Shots, appointments, hormones. I don’t want to put him through that if he’s already. ..”
I trail off. Dr. Anand waits.
“He loves me,” I say. “I know he loves me. I just don’t want this to be the thing that breaks us.”
“Elena.” Her voice is kind but firm, the way she gets when she’s about to say something I need to hear.
“You deserve answers. Whether that’s a specialist now or more bloodwork first, you deserve to know what’s happening in your body.
And a good partner — a partner who wants this with you — will show up for that process. Even the hard parts.”
I nod. Blink fast.
“Let’s start with the labs,” she says. “And think about the referral. You don’t have to decide today.”
“Okay.”
“Okay.” She squeezes my knee through the paper gown and stands. “I’ll have the nurse come in for the draw. We’ll have results in a week.”
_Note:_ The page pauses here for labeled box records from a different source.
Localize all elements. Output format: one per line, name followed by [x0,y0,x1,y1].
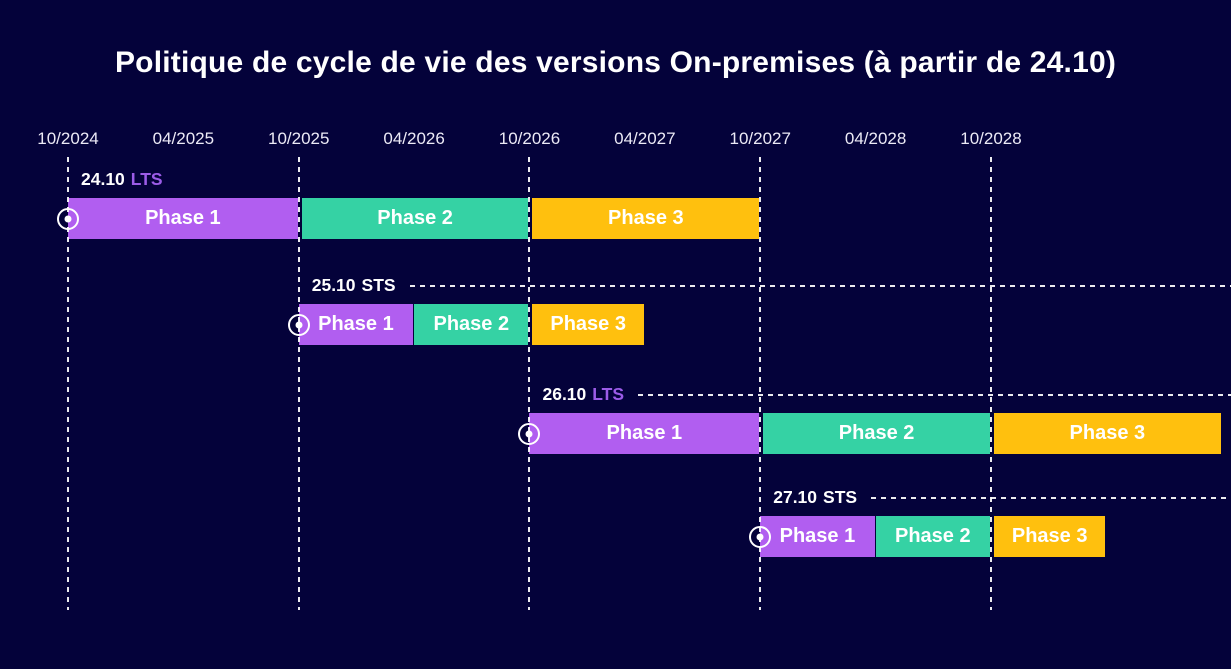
vertical-gridline-10-2026 [528,157,531,610]
axis-tick-10-2025: 10/2025 [268,129,330,148]
row-label-24.10: 24.10 LTS [81,169,163,190]
phase-bar-27.10-phase-2: Phase 2 [875,516,990,557]
vertical-gridline-10-2028 [989,157,992,610]
release-start-marker-24.10 [57,207,79,230]
phase-label: Phase 1 [779,525,856,547]
continuation-dashed-line-25.10 [410,285,1231,287]
axis-tick-10-2024: 10/2024 [37,129,99,148]
version-label: 24.10 [81,169,125,189]
phase-label: Phase 2 [433,313,510,335]
axis-tick-10-2026: 10/2026 [498,129,561,148]
vertical-gridline-10-2027 [759,157,762,610]
axis-tick-10-2028: 10/2028 [960,129,1022,148]
phase-bar-26.10-phase-1: Phase 1 [529,413,760,454]
row-label-27.10: 27.10 STS [773,487,857,508]
version-label: 25.10 [311,275,356,295]
phase-bar-26.10-phase-2: Phase 2 [763,413,990,454]
axis-tick-04-2027: 04/2027 [614,129,676,148]
marker-dot [295,321,303,328]
vertical-gridline-10-2025 [297,157,300,610]
axis-tick-04-2028: 04/2028 [844,129,907,148]
release-type-label: STS [823,487,858,507]
phase-bar-24.10-phase-1: Phase 1 [68,198,298,239]
row-label-26.10: 26.10 LTS [542,384,624,405]
phase-bar-24.10-phase-3: Phase 3 [532,198,760,239]
phase-label: Phase 3 [1011,525,1088,547]
version-label: 27.10 [773,487,818,507]
phase-label: Phase 1 [318,313,394,335]
release-start-marker-27.10 [749,525,772,548]
continuation-dashed-line-26.10 [638,394,1231,396]
phase-bar-27.10-phase-1: Phase 1 [760,516,875,557]
release-start-marker-25.10 [287,313,310,336]
version-label: 26.10 [542,384,587,404]
page-title: Politique de cycle de vie des versions O… [114,46,1117,79]
row-label-25.10: 25.10 STS [312,275,396,296]
axis-tick-10-2027: 10/2027 [729,129,791,148]
release-type-label: LTS [130,169,163,189]
phase-label: Phase 3 [550,313,626,335]
continuation-dashed-line-27.10 [871,497,1231,499]
phase-bar-25.10-phase-1: Phase 1 [298,304,414,345]
marker-dot [525,430,533,437]
axis-tick-04-2026: 04/2026 [383,129,445,148]
phase-label: Phase 1 [606,422,683,444]
axis-tick-04-2025: 04/2025 [152,129,215,148]
phase-bar-26.10-phase-3: Phase 3 [993,413,1221,454]
vertical-gridline-10-2024 [67,157,69,610]
release-start-marker-26.10 [518,422,541,445]
phase-bar-25.10-phase-3: Phase 3 [532,304,644,345]
phase-bar-27.10-phase-3: Phase 3 [993,516,1106,557]
phase-label: Phase 3 [608,207,684,229]
release-type-label: STS [361,275,396,295]
phase-bar-24.10-phase-2: Phase 2 [301,198,529,239]
phase-label: Phase 1 [145,207,221,229]
phase-label: Phase 2 [377,207,453,229]
phase-label: Phase 2 [838,422,915,444]
marker-dot [756,533,764,540]
phase-label: Phase 2 [894,525,971,547]
marker-dot [64,215,72,222]
phase-label: Phase 3 [1069,422,1146,444]
release-type-label: LTS [592,384,625,404]
phase-bar-25.10-phase-2: Phase 2 [414,304,529,345]
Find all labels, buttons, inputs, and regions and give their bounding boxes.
She leaves, and I sit on the exam table in my paper gown and stare at the anatomical poster on the wall — the female reproductive system, cross-sectioned and labeled in clinical blue.
Fallopian tubes. Ovaries. Uterus. All the machinery of motherhood, diagrammed like an engine schematic, and mine is supposedly running fine.
My phone buzzes in my purse on the chair.
Mark: How’s the appointment?
I chew my lip. I could tell him. Dr. Anand said fertility specialist and it’s sitting in my chest like a bird I swallowed.
But I imagine his face — the careful patience, the way he’d nod and say whatever you need, baby, while something behind his eyes shifts, recalculates, absorbs the weight of another thing I’m asking him to carry.
Just a checkup, I type. All good.
Three dots.
Mark: ?? Thai tonight?
Thai’s great.
I put the phone down. Press my palm flat against my lower stomach — warm skin, flat, empty. The place where Isabella is supposed to be.
“Soon,” I whisper.
The nurse knocks and opens the door with a tray of labeled vials and a rubber tourniquet, and I hold out my arm and look away and think about yellow walls.